The shrinking crypto market brings us to an interesting aspect, is cryptocurrency a bubble?

The famous economist, Nouriel Roubini, who predicted the crisis of 2008, called cryptocurrencies ‘the mother of all bubbles’ when the price fell below $8,000 earlier in the year 2018. Presently, the price is hovering below $4,000, almost 275% plunge from the beginning of 2018. But the flip side shows that those who bought the currency earlier in 2017 at a price of around $1,000, are still reaping gains of 300%.

The situation might not have worsened if the currencies would have been limited to the likes of Bitcoin, Ethereum, etc. But with so many new cryptocurrencies being swirled around, each with a hope of attracting more and more buyers, the valuations were misleading. This bubble appears to be similar to the dotcom bubble of the late 90s, wherein, as per the research by the New York Times; 52% of the internet companies formed since 1996 no longer existed by 2004. The crypto market is thus seeking consolidation wherein bigger currencies may survive the market in the long run, in line with Google, Amazon and eBay, which survived the dotcom bubble and are thriving at present.

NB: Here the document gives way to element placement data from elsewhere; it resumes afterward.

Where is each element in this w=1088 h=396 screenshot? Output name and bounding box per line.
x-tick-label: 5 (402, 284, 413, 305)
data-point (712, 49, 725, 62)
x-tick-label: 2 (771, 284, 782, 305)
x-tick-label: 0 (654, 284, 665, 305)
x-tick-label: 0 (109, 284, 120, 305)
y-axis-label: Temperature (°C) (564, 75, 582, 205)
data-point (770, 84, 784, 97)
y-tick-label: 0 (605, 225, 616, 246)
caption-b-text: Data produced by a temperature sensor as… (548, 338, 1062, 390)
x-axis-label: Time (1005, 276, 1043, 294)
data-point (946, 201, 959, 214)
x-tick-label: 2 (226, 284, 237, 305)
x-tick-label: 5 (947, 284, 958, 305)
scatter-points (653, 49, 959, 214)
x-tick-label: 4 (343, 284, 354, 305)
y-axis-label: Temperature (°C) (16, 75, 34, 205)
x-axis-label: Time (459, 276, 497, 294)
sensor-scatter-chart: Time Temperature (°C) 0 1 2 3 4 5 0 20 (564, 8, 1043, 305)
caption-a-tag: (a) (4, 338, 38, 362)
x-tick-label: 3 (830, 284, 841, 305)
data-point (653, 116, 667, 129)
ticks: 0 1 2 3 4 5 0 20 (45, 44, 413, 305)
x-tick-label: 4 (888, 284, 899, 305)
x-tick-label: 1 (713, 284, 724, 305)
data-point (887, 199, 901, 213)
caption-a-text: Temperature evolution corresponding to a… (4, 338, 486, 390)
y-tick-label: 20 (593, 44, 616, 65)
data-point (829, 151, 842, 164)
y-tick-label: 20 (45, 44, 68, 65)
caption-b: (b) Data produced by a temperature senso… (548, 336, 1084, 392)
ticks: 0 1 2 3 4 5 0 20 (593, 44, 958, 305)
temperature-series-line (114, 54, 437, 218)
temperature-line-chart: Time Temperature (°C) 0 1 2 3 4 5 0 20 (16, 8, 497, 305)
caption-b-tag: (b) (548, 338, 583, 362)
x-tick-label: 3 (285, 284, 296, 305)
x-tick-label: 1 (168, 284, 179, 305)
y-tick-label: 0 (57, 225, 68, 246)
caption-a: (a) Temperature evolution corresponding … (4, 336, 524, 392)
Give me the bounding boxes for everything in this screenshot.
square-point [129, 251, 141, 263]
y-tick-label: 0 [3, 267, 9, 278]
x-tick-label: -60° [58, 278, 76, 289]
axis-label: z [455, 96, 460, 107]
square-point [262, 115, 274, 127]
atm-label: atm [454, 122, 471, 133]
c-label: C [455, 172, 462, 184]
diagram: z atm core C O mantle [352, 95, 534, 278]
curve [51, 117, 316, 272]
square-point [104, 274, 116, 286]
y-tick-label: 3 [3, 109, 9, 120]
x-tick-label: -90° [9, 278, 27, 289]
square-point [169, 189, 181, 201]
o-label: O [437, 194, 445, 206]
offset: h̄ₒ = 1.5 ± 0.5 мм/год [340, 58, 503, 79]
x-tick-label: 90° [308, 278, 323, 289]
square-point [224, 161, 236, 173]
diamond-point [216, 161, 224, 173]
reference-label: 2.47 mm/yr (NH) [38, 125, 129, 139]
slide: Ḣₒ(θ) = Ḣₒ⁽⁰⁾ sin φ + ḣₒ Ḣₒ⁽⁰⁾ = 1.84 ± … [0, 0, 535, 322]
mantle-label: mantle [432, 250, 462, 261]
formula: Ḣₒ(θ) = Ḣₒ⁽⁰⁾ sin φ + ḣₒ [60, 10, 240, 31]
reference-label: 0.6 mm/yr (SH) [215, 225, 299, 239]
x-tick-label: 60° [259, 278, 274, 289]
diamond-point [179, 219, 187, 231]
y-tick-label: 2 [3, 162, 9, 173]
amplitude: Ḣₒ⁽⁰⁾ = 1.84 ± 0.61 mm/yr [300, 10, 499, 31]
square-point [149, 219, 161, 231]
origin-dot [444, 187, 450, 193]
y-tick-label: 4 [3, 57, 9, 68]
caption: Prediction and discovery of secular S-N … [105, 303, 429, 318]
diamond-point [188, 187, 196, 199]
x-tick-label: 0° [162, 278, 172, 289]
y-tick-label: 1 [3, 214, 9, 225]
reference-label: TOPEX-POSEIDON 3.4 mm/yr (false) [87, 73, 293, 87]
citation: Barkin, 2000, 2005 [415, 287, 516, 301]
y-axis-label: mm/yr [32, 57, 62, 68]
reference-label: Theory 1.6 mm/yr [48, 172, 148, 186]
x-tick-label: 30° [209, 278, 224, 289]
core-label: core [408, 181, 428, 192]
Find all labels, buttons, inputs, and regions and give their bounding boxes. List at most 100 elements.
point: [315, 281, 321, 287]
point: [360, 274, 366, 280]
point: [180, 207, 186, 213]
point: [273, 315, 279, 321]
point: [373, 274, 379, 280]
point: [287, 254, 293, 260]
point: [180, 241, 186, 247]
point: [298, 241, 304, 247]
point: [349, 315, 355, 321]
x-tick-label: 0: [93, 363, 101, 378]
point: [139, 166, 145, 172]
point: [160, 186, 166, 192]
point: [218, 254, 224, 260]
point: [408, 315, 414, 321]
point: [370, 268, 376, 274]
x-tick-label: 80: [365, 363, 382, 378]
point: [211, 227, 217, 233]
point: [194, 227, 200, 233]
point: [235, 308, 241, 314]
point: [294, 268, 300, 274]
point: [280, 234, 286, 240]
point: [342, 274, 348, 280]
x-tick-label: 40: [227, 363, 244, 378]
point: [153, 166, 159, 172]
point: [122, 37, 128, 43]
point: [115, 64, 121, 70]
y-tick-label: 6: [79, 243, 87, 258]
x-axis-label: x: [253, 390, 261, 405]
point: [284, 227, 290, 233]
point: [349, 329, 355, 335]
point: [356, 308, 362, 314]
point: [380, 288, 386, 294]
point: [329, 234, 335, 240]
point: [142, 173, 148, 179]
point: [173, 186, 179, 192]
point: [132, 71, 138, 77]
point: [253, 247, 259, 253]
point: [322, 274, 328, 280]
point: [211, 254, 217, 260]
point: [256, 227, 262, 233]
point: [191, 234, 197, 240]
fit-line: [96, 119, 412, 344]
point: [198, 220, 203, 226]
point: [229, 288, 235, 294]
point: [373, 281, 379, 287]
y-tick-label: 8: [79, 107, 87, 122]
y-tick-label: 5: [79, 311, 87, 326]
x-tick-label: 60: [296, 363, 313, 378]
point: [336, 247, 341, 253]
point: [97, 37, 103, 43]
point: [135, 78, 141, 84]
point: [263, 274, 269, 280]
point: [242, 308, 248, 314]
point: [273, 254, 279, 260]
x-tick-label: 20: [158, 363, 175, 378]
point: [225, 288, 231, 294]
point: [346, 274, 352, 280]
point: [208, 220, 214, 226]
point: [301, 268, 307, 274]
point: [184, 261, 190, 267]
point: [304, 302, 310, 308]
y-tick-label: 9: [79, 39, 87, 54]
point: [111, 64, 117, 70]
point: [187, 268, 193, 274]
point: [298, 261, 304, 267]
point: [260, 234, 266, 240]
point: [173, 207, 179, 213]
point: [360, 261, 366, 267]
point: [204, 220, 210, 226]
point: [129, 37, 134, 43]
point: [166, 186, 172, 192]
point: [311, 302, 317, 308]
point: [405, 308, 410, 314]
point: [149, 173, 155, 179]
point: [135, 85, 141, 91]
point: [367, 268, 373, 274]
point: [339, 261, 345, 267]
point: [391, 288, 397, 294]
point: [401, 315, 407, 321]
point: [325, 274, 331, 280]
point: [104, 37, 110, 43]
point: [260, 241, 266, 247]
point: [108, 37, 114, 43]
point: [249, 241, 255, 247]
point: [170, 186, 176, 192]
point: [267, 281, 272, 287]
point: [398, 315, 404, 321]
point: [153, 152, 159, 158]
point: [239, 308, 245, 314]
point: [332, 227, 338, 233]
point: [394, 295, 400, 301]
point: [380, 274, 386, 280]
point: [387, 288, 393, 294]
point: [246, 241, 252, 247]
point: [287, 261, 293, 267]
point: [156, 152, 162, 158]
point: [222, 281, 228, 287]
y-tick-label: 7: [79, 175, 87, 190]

Many believe that the prices of 2017 and early 2018 were a result of the market manipulation. A lot of big/rich investors accumulated coins over the course of several days, leading to price rise and thereby, attracting new investors due to the fear of a miss out. Flooding new money created a further upsurge in the market and gradually the big players began to sell their currencies to earn profits. The sell-off took place in instalments so that it may seem that the price is falling temporarily until most currencies were sold and the entire market got into a slump. This along with the price still being higher than early 2017 makes one believe that the market is currently going through a price correction mechanism.

What lies ahead?

As the internet was back in the day, blockchain is currently facing resistance because of the disruption associated with the currency. However, the future does not seem to be bleak. Whether cryptocurrencies displace current financial system and get accepted as fiat currencies is a long-term proposition, but it has an enormous potential to be accepted by more companies as it will reduce the third-party costs and streamline processes by removing unnecessary intermediaries. The blockchain combination with AI (artificial intelligence) is already creating a plethora of opportunities that cannot be ignored. A few projects that have already integrated blockchain and AI are, a platform to buy and sell AI capabilities, Namahe expects to integrate AI into the supply chain, DeepBrain Chain is establishing an AI cloud network, Bot Chain; a chatroom, Indorse; a skills network like LinkedIn and; a dating site. All of these use the best of both the dynamic technologies with the aim of providing a decentralised and effective system for the daily life of the masses. Thus, it will be too soon to write-off cryptocurrencies.